Nissan's Zero Worship

Nissan's Zero Worship


Posted Friday, November 13, 2009 - 6:16pm

Nissan LeafAbove, you can see the business end of a Nissan Leaf, the 100-mile-per-charge, all-electric car that Nissan will begin selling next year (the charging ports are located right between the headlights). I attended a sunsplashed media even in the parking lot of Dodger Stadium today (read: it was toasty hot, even for November). Carlos Ghosn, Nissan’s (and Renault’s) CEO was on hand to introduce the Leaf as part of Nissan’s “Zero Emissions” tour, which will take the car from West Coast to East Coast over the next few months.

Regardless of how you feel about EVs and the future, Ghosn’s commitment to Leaf is intriguing. I asked Scott Becker, Nissan’s Senior VP for Administration and Finance, if Leaf had become Ghosn’s baby, in the same way that the Chevy Volt is close to GM’s Bob Lutz’s heart. Becker said that could be a bit of a stretch and that Ghosn is determined to lead Nissan forward as a company, not just see it as one vehicle.

With the Leaf, Ghosn is actually trying to make a business case not just for EVs, but for pressing toward zero emissions (hence the name of the tour). Because the Leaf burns no gas, it emits nothing. As environmental requirements for cars and their emissions become more stringent over the coming decades, zero-emissions vehicles are going to become a larger part of automakers’ fleets. And as far as Ghosn is concerned, there’s an excellent case to be made for leading the pack right now.

Nissan also wants to reduce emissions across its entire fleet, as Becker maintained when I asked him about Nissan cars and trucks that aren’t 100-percent EVs. Ultimately, this may be more significant, because if you’re a carmaker with an EV hitting the market, proclaiming zero emissions, you’re not going to want the rest of your vehicles to be tarred as pollution-wagons. For the time being, however, Nissan is keeping its mega-SUV, the Armada, around.

As I’ve pointed out before, there’s a potential advanced-mobility smackdown brewing in 2010 between the Leaf and Chevy’s Volt, a vehicle that runs on electricity, that that can also call up a small gas engine to serve up much greater range than the Leaf when the juice runs out. The folks at Nissan and General Motors don’t see a battle royale on the horizon, but with both cars vying for attention, the comparisons will be inevitable. Nissan does think it has an advantage on price, as the Leaf will should cost around $25,000, with a leasing deal for the (expensive) battery. The Volt will probably be priced between $30-40,000, but GM could easily decide to come in closer to $30,000, losing money in order to establish its new hybrid technology in the marketplace.
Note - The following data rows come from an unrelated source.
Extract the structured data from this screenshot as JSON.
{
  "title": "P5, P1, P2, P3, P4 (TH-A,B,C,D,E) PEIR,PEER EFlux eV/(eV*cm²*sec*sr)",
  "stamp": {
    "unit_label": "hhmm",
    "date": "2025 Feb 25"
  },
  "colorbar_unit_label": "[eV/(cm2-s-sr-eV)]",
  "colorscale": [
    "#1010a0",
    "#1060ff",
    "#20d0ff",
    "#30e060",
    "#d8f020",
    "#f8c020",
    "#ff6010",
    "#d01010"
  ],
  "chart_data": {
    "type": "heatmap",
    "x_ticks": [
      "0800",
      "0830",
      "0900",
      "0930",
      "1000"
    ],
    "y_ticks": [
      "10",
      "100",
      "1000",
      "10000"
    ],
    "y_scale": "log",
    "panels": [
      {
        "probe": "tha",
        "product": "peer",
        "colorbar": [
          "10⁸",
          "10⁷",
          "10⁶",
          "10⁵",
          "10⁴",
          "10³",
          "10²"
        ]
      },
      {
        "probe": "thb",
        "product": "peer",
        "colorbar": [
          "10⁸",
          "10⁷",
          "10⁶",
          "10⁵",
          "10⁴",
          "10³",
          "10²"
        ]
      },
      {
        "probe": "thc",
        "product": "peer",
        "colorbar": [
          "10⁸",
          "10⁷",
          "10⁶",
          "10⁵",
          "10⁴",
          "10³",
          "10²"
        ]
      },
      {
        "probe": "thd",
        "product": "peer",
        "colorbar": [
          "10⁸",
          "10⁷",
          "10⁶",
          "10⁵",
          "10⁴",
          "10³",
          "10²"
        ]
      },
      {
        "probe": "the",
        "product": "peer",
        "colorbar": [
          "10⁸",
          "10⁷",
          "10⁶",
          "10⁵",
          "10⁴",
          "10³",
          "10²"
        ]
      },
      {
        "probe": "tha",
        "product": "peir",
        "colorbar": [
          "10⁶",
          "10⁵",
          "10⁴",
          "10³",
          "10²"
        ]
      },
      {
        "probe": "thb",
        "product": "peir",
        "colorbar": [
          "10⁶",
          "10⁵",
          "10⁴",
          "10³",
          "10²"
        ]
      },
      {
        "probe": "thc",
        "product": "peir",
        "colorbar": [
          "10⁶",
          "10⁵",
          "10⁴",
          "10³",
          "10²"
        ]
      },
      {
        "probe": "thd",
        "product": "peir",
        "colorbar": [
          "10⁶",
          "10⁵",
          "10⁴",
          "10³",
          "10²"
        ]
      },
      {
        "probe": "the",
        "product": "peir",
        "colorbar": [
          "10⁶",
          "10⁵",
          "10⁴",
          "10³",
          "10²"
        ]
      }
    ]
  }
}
Nissan is also up against a adoption problem: even optimistic predictions for EV penetration only have them making up 10 percent of the global market by 2020. And that doesn’t necessarily figure in a massive infusion of cheap internal-combustion cars, like Tata’s sub-$3,000 Nano.

I’ve posted video from the Leaf event below (apologies for any shakiness, I was getting dehydrated), and I Twittered the whole thing at @mattdebord. I tried to get Ghosn on tape, but local TV media is brutal! Enjoy.

UPDATE: Best quotes from Ghosn: "The Leaf must make money, because if it doesn’t, the technology is condemned." Well, there you go. Please make money, Leaf! Also, in an exchange with a sassy British journalist, who insisted that electric cars must be sexy: ”You don’t find this car sexy?"